LONG_MIN:           equ     -9223372036854775808
LONG_MAX:           equ      9223372036854775807

section .text

extern printf
extern scanf
global main

main:
    mov r14, rsp    ; Note: [r14] (rsp+8) is used for the result of scanf
    sub rsp, 8      ; Align stack                    

    ; r12 = high, r13 = low
    mov r12, LONG_MIN
    mov r13, LONG_MAX    

.begin_loop:

    ; Call scanf to get input
    mov rdi, scanf_format
    mov rsi, r14
    call scanf    

    ; Check for -1
    cmp qword [r14], -1
    je .print_results

    ; Update low/high
    cmp qword [r14], r12
    cmovg r12, qword [r14]
    cmp qword [r14], r13
    cmovl r13, qword [r14]

    jmp .begin_loop

.print_results:

    ; Print low/high grades
    mov rdi, printf_high
    mov rsi, r12
    call printf

    mov rdi, printf_low
    mov rsi, r13
    call printf

    add rsp, 8      ; Un-align stack
    ret

The design of this program demonstrates in important facet of non-leaf functions (functions which call other functions): when choosing registers, choose caller-preserved registers first! We use r12,13,14 for our intermediate results, as these are caller-preserved; this means that we don’t have to worry about push/pop-ing them when we call scanf.

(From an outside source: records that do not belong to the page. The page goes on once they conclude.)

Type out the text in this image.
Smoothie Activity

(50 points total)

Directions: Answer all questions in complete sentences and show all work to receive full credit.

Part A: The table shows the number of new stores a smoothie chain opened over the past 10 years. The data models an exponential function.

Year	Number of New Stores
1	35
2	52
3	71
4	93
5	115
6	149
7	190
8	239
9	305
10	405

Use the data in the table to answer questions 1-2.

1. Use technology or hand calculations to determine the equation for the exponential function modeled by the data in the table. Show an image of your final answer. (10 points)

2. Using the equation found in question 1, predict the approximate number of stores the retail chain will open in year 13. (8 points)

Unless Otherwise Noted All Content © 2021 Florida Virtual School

Calling C functions from assembly

You can call C functions that you write, not just the standard library functions. The process is similar, except that you’ll have to link manually instead of using asm:

  1. Write your assembly and C code in .s and .c files.

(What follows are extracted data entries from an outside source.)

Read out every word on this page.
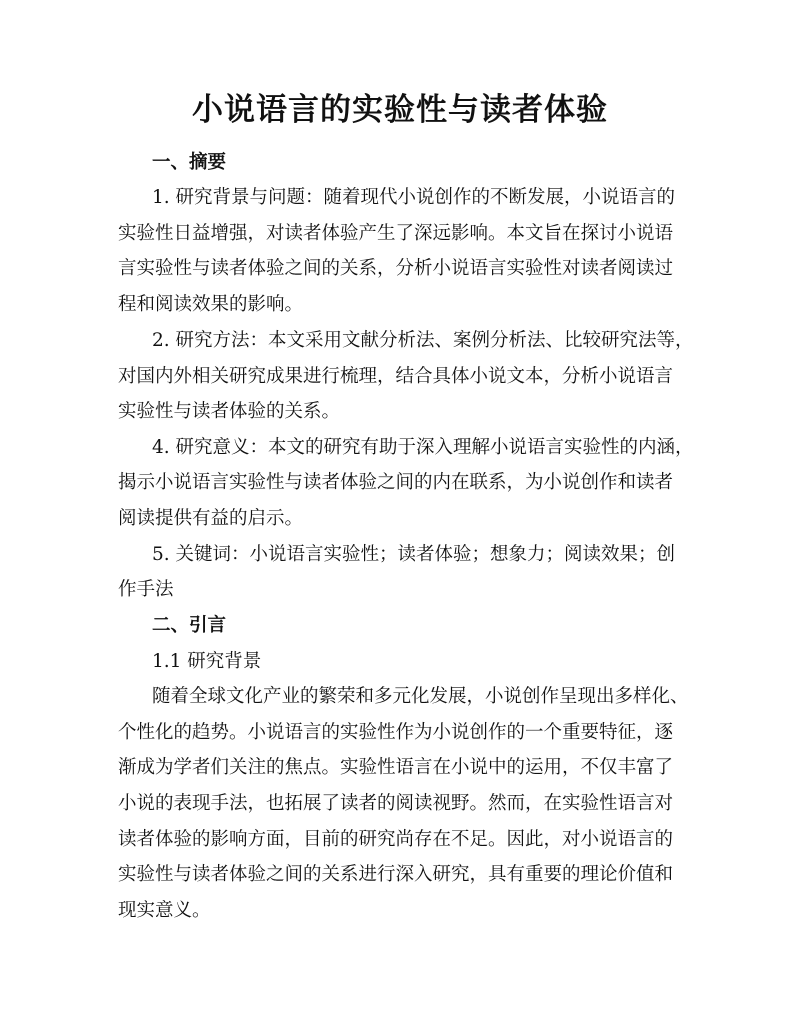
小说语言的实验性与读者体验
一、摘要
1. 研究背景与问题：随着现代小说创作的不断发展，小说语言的
实验性日益增强，对读者体验产生了深远影响。本文旨在探讨小说语
言实验性与读者体验之间的关系，分析小说语言实验性对读者阅读过
程和阅读效果的影响。
2. 研究方法：本文采用文献分析法、案例分析法、比较研究法等，
对国内外相关研究成果进行梳理，结合具体小说文本，分析小说语言
实验性与读者体验的关系。
4. 研究意义：本文的研究有助于深入理解小说语言实验性的内涵，
揭示小说语言实验性与读者体验之间的内在联系，为小说创作和读者
阅读提供有益的启示。
5. 关键词：小说语言实验性；读者体验；想象力；阅读效果；创
作手法
二、引言
1.1 研究背景
随着全球文化产业的繁荣和多元化发展，小说创作呈现出多样化、
个性化的趋势。小说语言的实验性作为小说创作的一个重要特征，逐
渐成为学者们关注的焦点。实验性语言在小说中的运用，不仅丰富了
小说的表现手法，也拓展了读者的阅读视野。然而，在实验性语言对
读者体验的影响方面，目前的研究尚存在不足。因此，对小说语言的
实验性与读者体验之间的关系进行深入研究，具有重要的理论价值和
现实意义。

  2. Declare any C functions you want to call from assembly as extern.

  3. Assemble your .s files; compile your .c files.

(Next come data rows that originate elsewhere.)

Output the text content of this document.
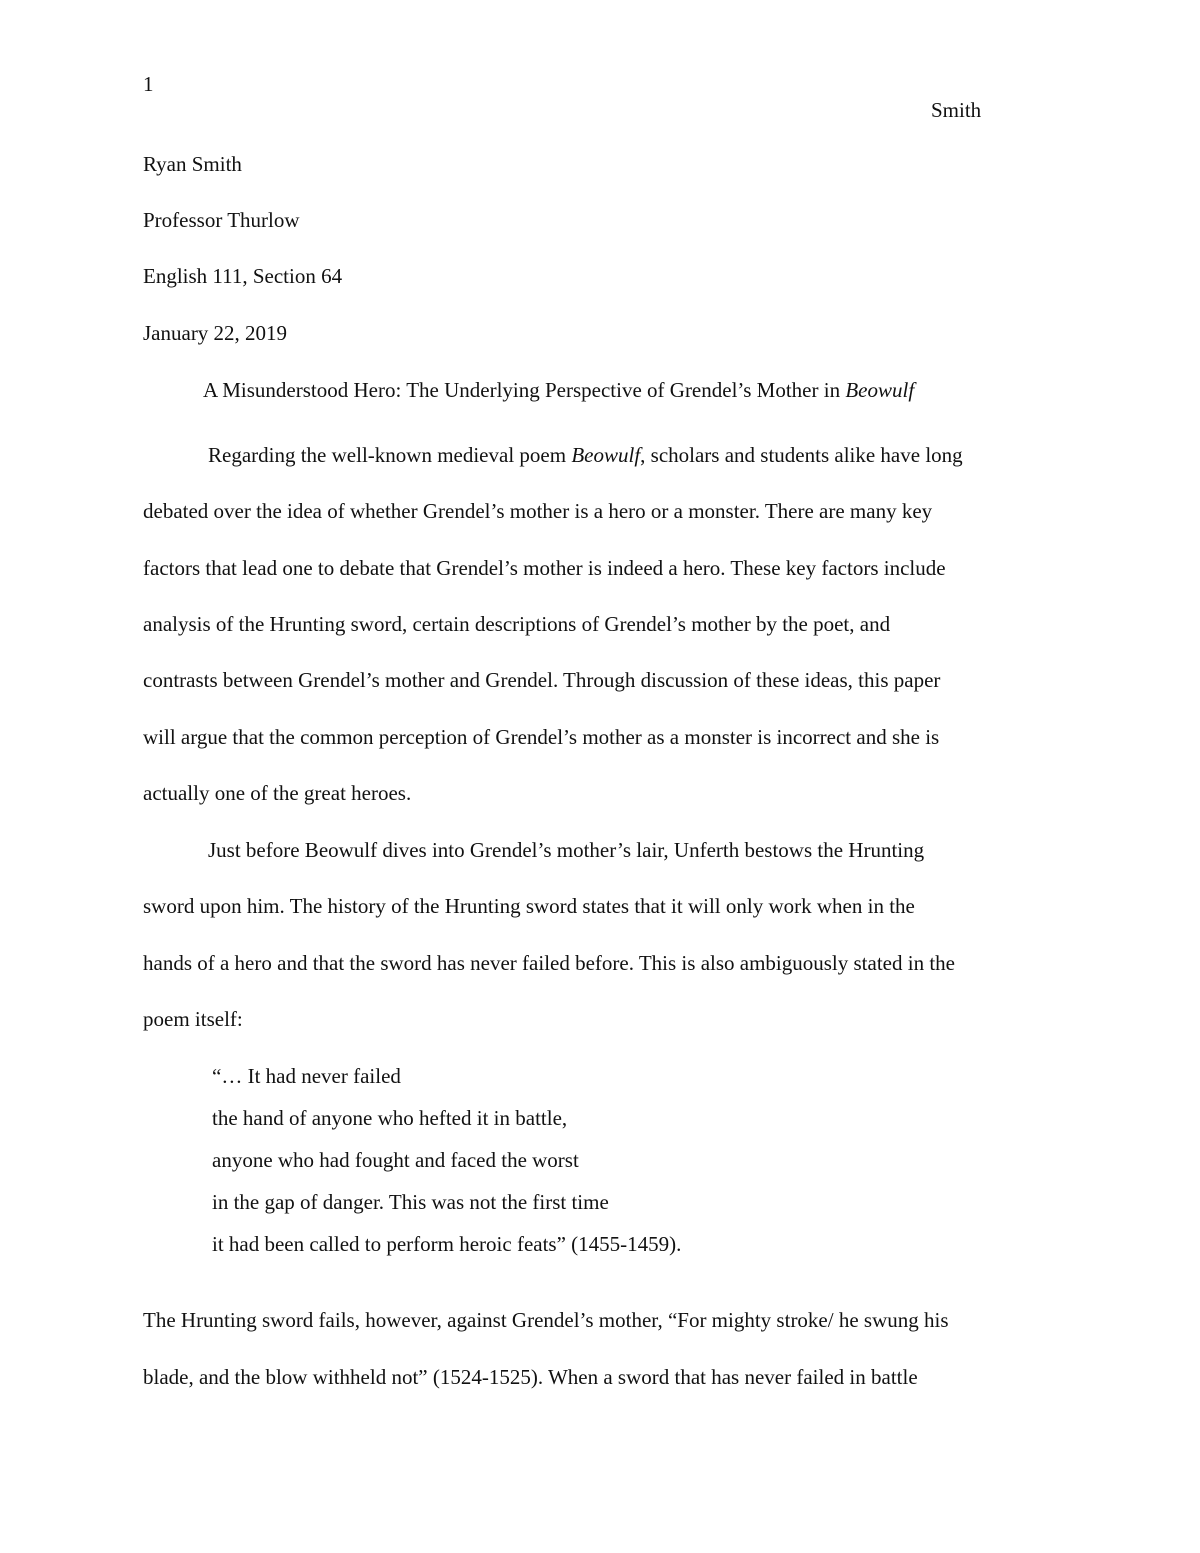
1
Smith
Ryan Smith
Professor Thurlow
English 111, Section 64
January 22, 2019
A Misunderstood Hero: The Underlying Perspective of Grendel’s Mother in Beowulf
Regarding the well-known medieval poem Beowulf, scholars and students alike have long
debated over the idea of whether Grendel’s mother is a hero or a monster. There are many key
factors that lead one to debate that Grendel’s mother is indeed a hero. These key factors include
analysis of the Hrunting sword, certain descriptions of Grendel’s mother by the poet, and
contrasts between Grendel’s mother and Grendel. Through discussion of these ideas, this paper
will argue that the common perception of Grendel’s mother as a monster is incorrect and she is
actually one of the great heroes.
Just before Beowulf dives into Grendel’s mother’s lair, Unferth bestows the Hrunting
sword upon him. The history of the Hrunting sword states that it will only work when in the
hands of a hero and that the sword has never failed before. This is also ambiguously stated in the
poem itself:
“… It had never failed
the hand of anyone who hefted it in battle,
anyone who had fought and faced the worst
in the gap of danger. This was not the first time
it had been called to perform heroic feats” (1455-1459).
The Hrunting sword fails, however, against Grendel’s mother, “For mighty stroke/ he swung his
blade, and the blow withheld not” (1524-1525). When a sword that has never failed in battle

  4. Link all the resulting object files together, using gcc. E.g., gcc -o my_program asm_part.o c_part.o.

Calling Assembly functions from C

To call an assembly function from a C program, use the opposite procedure:

  1. Write your assembly and C code in .s and .c files.

  2. In your C source code, write declarations for the assembly functions you wish to call. Remember that the compiler will use your declarations to determine how to pass the arguments, so make sure your declaration matches the arguments the function expects to receive!

  3. In your assembly source code, declare the functions global. If you have a main in C, don’t write one in assembly also!

  4. Assembly/compile source files.

  5. Link everything together with gcc

As an example, let’s write a replacement for the strlen function in assembly. strlen takes the address of a nul-terminated string in memory, and returns its length, as an unsigned 64-bit integer. In C, it’s declaration would be

size_t strlen_asm(char* s);

(We have to give our function a different name in order to avoid a name collision with the standard library strlen when we link.)

Here’s the assembly function:

section .text
global strlen_asm

strlen_asm:
    sub rsp, 8  ; Align stack

    ; rdi = addr of string
    ; Return: rax = Length
    mov rax, 0

.begin_loop:
    cmp byte [rdi + rax], 0
    je .done

    inc rax
    jmp .begin_loop

.done:
    add rsp, 8
    ret

This is equivalent to the C/C++ loop

size_t strlen_asm(char* s) 
{
    size_t rax = 0;
    while(*(s + rax) != 0) 
        ++rax;

    return rax;
}

(We’ll see later that there are a number of string-specific instructions that can accelerate this.)

We can save this as strlen_asm.s and assemble it, producing strlen_asm.o:

yasm -g dwarf2 -f elf64 strlen_asm.s

(Note that we use yasm manually to assemble this; if we used the asm script, it would try to link and fail, because our .s file does not have either a _start or main entry point.)

Meanwhile, we can write the following C code:

#include <stdio.h>

// In C++, declare this as `extern "C"`
size_t strlen_asm(char* s);

int main() {
    size_t len = strlen_asm("Hello, world!");

    printf("Length: %ld\n", len);

    return 0;
}

Save as strlen_test.c, compile, and link the two together with

gcc -o strlen_test strlen_test.o strlen_asm.o 

and then run with

./strlen_test